A lab at the U. of Nebraska at Omaha was ‘the only game in town in the whole state.’
Iwen’s lab received its testing kit from the Centers for Disease Control and Prevention on the same day that the evacuees touched down in Omaha, he said. Until last week, Iwen’s lab had been “the only game in town in the whole state,” he said. “The public-health laboratory is getting overwhelmed with requests for testing.”
Now the University of Nebraska’s affiliated hospital is itself seeking approval from the U.S. Food and Drug Administration to run tests. Meanwhile, under the FDA’s new, more-flexible rules, the hospital may test patients during a 15-day grace period, until the FDA gives its final go-ahead. The approval will help take some of the load off the Nebraska Public Health Lab.
Adrenaline was running high in the lab at first, Iwen said, but now his people are getting tired. He shoos his staff members out at night because he doesn’t want them to burn out.
Iwen and Baird may soon get more help. Private testing companies have slowly been increasing their capacities. Soon the limiting factor on testing in the United States will no longer be labs’ capacity to run them, but the availability of supplies, such as critical chemicals, tweeted Scott Gottlieb, a former FDA commissioner and now a fellow at the American Enterprise Institute.
In fact, labs are already having trouble obtaining enough supplies. Baird told The Chronicle that his lab was running out of such materials on Friday, and that he had put a call out to biotech labs across the state, saying he would personally pick up the supplies if he had to.

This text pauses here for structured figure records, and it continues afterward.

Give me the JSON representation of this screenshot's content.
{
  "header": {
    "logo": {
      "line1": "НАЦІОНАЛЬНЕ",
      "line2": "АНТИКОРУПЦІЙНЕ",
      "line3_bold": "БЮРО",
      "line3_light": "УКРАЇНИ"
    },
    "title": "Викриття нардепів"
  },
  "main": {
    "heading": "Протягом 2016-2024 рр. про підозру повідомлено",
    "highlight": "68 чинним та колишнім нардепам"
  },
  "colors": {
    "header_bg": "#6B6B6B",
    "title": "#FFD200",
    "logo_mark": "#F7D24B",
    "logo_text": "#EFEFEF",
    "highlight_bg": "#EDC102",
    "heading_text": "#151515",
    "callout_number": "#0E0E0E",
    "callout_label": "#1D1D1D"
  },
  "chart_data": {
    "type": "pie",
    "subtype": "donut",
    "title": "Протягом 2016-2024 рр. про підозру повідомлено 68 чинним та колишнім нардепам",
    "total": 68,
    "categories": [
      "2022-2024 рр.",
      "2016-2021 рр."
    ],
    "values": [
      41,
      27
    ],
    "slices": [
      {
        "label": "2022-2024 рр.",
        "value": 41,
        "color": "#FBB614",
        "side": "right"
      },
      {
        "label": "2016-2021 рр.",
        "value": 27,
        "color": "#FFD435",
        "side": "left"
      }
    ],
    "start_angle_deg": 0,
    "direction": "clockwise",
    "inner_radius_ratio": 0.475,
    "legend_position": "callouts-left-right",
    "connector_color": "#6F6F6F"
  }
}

Yang herself soon heard that the University of Washington had enough willing hands, for now. The night after she sent in her CV, she got a reply saying that there were enough volunteers but that she might be called in the future. She said she was heartened by the university science community’s response to the medical center’s call for help.
“The email felt,” she wrote to The Chronicle, “like the most hopeful, positively satisfying waitlist I have ever gotten.”
Iwen, too, had seen Ramsey’s email, which scientists passed along, mostly as an example intended to lift spirits. For him, however, it was a sign of how bad UW Medicine expected things to get.
“It made me sick,” he said. “This sounds like the apocalypse.”